Eastern Gamagrass or Gamagrass:

Tripsacum dactyloides

Weed Description: A perennial from large, thick rhizomes that may reach 6 feet in height.  Eastern Gamagrass has a conspicuous spike seedhead that is 'jointed' and is primarily a weed of pastures, hay fields, abandoned fields, roadsides, and along the edges of woods.  This grass is found from Massachusetts south to Florida.

Roots: Plants have very thick rootstocks, usually much larger than the width of the plant itself.

Leaves:  Leaf blades may reach 2 feet in length and 1 inch in width, and are rough to the touch but mostly without hairs except those that occur at the base of the upper leaf surfaces.  Leaves lack auricles but have a ligule that is a fringe of hairs, approximately 1 to 1 1/2 mm in length.   Ligules may be fused at the base taking on the appearance of a ligule that is both membranous and a fringe of hairs.

Stems:   Sheaths are without hairs and are split at least part way up the stem with overlapping margins.  Stems may reach 6 feet or more in height.

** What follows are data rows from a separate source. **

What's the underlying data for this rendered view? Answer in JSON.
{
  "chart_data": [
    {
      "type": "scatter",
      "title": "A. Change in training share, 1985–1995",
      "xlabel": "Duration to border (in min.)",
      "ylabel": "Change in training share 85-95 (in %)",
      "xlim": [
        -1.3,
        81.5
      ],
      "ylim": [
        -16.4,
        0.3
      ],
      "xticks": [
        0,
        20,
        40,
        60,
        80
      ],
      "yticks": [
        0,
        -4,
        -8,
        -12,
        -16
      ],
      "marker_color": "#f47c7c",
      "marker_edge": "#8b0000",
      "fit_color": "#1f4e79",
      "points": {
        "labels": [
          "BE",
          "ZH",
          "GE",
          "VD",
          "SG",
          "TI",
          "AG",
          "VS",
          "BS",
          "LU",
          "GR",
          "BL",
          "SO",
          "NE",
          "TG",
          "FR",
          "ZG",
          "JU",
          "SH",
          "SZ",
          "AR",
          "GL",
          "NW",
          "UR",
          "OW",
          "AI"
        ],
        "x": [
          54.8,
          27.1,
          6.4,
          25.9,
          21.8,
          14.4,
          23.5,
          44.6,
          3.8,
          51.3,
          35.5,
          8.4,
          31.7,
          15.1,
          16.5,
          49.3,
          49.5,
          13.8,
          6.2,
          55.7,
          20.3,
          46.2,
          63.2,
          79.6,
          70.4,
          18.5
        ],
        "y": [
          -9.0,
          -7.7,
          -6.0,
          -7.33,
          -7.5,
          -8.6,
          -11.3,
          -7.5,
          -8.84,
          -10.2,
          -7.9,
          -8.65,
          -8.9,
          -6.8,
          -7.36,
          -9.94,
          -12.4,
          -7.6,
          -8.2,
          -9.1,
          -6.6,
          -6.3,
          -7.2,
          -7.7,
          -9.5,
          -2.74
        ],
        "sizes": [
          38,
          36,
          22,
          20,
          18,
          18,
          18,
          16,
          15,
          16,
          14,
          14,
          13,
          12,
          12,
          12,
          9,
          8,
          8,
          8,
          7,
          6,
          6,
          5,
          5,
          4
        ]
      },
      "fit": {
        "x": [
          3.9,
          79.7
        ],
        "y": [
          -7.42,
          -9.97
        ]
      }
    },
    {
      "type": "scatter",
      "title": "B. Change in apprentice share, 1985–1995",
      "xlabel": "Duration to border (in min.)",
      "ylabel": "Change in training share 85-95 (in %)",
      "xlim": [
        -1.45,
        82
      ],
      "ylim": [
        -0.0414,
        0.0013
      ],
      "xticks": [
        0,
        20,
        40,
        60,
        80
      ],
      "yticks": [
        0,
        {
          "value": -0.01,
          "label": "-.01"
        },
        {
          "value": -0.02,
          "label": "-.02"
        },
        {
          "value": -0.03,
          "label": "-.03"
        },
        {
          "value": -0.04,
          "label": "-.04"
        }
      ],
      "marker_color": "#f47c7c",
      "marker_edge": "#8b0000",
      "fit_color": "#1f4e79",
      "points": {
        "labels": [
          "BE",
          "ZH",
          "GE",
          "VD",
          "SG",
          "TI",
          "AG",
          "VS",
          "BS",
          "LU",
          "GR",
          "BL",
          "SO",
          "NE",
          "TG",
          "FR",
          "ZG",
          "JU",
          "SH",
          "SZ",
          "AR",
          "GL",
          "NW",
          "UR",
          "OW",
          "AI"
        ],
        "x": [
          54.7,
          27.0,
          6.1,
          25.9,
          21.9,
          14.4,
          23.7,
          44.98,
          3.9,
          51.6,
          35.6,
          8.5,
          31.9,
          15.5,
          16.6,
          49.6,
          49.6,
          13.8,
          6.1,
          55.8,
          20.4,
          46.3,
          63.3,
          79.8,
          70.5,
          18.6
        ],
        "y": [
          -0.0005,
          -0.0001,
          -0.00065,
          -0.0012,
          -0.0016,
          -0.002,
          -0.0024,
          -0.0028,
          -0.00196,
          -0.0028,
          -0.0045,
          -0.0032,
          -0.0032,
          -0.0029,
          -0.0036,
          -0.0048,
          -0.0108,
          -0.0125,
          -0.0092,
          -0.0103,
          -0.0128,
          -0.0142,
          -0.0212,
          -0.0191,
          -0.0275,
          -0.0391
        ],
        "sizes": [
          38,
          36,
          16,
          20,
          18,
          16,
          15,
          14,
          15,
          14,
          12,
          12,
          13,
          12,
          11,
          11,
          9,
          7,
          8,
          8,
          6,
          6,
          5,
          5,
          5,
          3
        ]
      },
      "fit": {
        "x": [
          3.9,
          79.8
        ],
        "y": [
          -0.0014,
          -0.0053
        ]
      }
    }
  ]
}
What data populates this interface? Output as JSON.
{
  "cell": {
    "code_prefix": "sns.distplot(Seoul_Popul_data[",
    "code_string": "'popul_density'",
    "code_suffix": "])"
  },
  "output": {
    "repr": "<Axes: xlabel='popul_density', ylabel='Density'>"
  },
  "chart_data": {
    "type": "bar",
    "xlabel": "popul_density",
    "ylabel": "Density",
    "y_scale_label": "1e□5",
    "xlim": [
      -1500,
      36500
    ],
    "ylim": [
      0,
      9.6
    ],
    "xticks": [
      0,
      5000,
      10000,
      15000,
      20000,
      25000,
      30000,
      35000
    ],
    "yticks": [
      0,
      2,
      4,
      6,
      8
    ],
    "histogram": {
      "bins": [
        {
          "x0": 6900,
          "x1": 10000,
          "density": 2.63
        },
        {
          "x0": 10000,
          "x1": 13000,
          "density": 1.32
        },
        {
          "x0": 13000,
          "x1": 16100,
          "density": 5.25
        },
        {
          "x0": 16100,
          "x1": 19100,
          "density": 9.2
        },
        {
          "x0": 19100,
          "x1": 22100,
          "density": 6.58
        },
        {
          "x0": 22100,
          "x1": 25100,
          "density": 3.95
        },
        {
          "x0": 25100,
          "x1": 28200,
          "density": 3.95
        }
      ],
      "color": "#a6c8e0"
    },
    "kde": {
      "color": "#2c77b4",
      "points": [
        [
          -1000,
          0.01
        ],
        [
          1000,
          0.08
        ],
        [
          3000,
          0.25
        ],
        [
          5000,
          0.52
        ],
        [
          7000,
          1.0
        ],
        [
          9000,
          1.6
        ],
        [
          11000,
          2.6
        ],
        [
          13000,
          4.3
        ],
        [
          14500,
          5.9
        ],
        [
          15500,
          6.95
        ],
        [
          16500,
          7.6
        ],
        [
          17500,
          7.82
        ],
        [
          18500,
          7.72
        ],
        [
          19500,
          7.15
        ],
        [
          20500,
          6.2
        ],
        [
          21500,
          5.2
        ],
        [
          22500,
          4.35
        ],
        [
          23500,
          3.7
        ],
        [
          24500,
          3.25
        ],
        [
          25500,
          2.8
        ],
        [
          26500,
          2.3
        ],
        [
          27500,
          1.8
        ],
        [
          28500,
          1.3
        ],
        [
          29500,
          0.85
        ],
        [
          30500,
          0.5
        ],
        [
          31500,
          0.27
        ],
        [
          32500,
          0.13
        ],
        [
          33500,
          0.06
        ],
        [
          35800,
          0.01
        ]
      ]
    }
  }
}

Flowers:  Seedheads (usually 1 to 3) are terminal spikes that are from 4 to 12 inches in length.  Spikes consist of many tightly fused spikelets that eventually take on the appearance of being 'jointed'.

Identifying Characteristics:  The large, thick rootstocks and relatively large leaves of this plant helps to distinguish it from almost any other grass.   Additionally, the rather unique terminal seedhead is a good identifying characteristic of this species.